Stability of a bridge abutment? 1

[cds922]

I have been working on a project that involves stabilizing a natural slope on a riverbank in order to construct a bridge abutment. There are two slip surfaces, the upper is an active (according to SI data); however, there is a potentially deeper slip surface that may become active if the upper surface is stabilized.

I have back analyzed the upper and lower failure by matching total head contours to field data. Lab testing was conducted for a majority of the materials (mostly over consolidated fine grained soils) to determine strength properties. The two potential shear planes are fairly thin (maybe 0.5 to 2 m). I have then implemented methods to stabilize the main landslide surfaces. The issue is that although I can (and have) applied measures to stabilize the main upper and lower slip surfaces I have noticed failures occurring just behind the bridge abutment on the potential lower slip surface. Are these failures realistic to consider? 2-D slope analysis considers the slope is continuous into the page and the 3-D shape of the finished embankment will have side slopes, etc?

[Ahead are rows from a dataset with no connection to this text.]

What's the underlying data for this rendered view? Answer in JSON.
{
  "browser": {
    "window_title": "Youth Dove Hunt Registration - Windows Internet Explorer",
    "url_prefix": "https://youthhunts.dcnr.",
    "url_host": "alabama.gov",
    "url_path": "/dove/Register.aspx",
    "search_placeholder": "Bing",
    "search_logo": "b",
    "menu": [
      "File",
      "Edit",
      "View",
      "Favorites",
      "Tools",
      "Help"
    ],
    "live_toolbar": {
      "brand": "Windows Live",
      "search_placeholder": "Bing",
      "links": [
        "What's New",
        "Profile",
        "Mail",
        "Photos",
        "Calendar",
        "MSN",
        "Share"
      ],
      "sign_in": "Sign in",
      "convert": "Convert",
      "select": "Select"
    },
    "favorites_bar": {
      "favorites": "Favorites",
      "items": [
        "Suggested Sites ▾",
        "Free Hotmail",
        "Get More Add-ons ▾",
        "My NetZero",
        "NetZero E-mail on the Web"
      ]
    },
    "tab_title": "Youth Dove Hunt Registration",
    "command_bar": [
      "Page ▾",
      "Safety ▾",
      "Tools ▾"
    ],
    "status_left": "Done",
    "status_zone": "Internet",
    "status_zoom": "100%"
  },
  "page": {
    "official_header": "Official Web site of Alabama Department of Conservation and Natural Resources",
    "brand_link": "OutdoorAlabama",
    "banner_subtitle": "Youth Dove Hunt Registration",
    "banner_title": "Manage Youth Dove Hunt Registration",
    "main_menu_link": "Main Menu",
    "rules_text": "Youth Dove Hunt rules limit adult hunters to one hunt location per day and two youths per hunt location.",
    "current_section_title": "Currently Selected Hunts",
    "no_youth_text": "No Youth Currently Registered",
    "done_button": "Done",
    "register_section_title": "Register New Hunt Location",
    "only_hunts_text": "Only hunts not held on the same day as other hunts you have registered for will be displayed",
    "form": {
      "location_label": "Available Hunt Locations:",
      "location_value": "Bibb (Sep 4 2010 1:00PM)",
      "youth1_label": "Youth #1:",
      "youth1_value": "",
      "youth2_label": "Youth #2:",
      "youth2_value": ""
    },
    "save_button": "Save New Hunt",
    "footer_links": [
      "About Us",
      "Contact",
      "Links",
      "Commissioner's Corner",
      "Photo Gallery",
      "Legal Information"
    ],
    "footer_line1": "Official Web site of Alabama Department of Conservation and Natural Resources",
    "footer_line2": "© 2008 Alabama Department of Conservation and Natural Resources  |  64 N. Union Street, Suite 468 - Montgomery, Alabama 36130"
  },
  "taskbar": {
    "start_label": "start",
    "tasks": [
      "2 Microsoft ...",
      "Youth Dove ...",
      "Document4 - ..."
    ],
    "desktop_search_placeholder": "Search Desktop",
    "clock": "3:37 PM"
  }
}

Is a 2-d analysis over conservative?

Thanks for any input.

 

[ntschwanz]

A sketch would be nice but based on your description a few things come to mind. After installing a stabilization scheme there can be additional displacement needed to mobilize resistance. This may become evident in the formation of tension cracks. You mention failures post construction and if you are getting excessive horizontal and vertical displacement that are affecting performance of the bridge abutment then the constructed measures may not be sufficient. I'm assuming that the lower slip surface continues to show no displacement in your SI so that this is simply a potential slip surface based on analysis with a low factor of safety. It sounds like you have conducted a detailed analysis in that you have calibrated a seepage model to field conditions, you have done drilling and testing to understand the stratigraphy and material properties and likely have coupled the seepage and stability analysis. I have only dabbled in 3D analysis but if the ratio of uniform geometry into the paper to depth of slip surface is say 3 or more, then 3D effects may be small.

You didn't indicate what your computed FS was post construction of the landside remediation but if these factors of safety are high enough your problem may simply be short term until a resistant strength from your repair is mobilized. Problem is that additional movement may occur under greater loading, such as can happen under higher GW conditions, where additional movement is needed to mobilize additional strength.

 

[cds922]

Thanks for the response.

The FS of the upper surface is greater than 1.5 and has no further issue once the upper stabilization is implemented (shear key). The lower slip surface is too deep for a shear key and is under artesian conditions so a large excavation is not recommended.

The FOS of the lower slip is 1.2 before stabilization, but can be increased to > 1.5 with the incorporation of stone columns to intercept the shear zone and provide drainage of the artesian pore water pressure conditions.

The issue is rock columns are expensive and a lot are required to deter a failure from just behind the abutment. So if a failure right behind the abutment is simply an effect of 2-D modeling then the stabilization of the lower slip changes greatly in effort/cost.

I will check the uniform geometry vs. depth to failure.

 

[ntschwanz]

For references on 3D slope stability suggest searching Prof. Tim Stark, U of Ill. The 3:1 ratio I mention is just an estimate from memory.

 

[VAD]

Interesting case. A few questions. What is the reason for failure of the riverbank. Has this occurred because of toe erosion caused by river action or has this failure resulted from groundwater seepage from higher fround to the river. Are there indications of similar failure outside the location of the location of the proposed bridge abutment/ alignment. What do you think is the reason for the artesian pressures. I am sure that you have examined these issues. The answer to your problem could perhaps be found in reflecting on some of these issues.It does not appear that you have implemented any measures in the field but you are basing your questions on your analysis. I am not sure if I am correct in saying this. How would stabilizing the upper slide influence failure of the lower slide.

 

[cds922]

The particular bank is on the outside bend of a river meander, so it is actively being eroded. Down cutting during the last deglaciation oversteepened the slopes and caused the slope to fail and/or created shear zones, or failed along glacially disturbed shear zones. Failures of this nature a common place throughout the river valley.

The current active slip surface(upper) is the easiest path of failure (toe exits at the river). If we stabilize this slip, there is concern that a deeper potential slip surface may become active. High pore water pressure in this zone indicate the potential for a 'tight' zone that could be prone to shear failure. The artesian conditions are caused by a major regional aquifer.

Based on recent conversations with colleagues, I have been led to believe my analysis is valid and the potential failures through the abutment are realistic and must be addressed.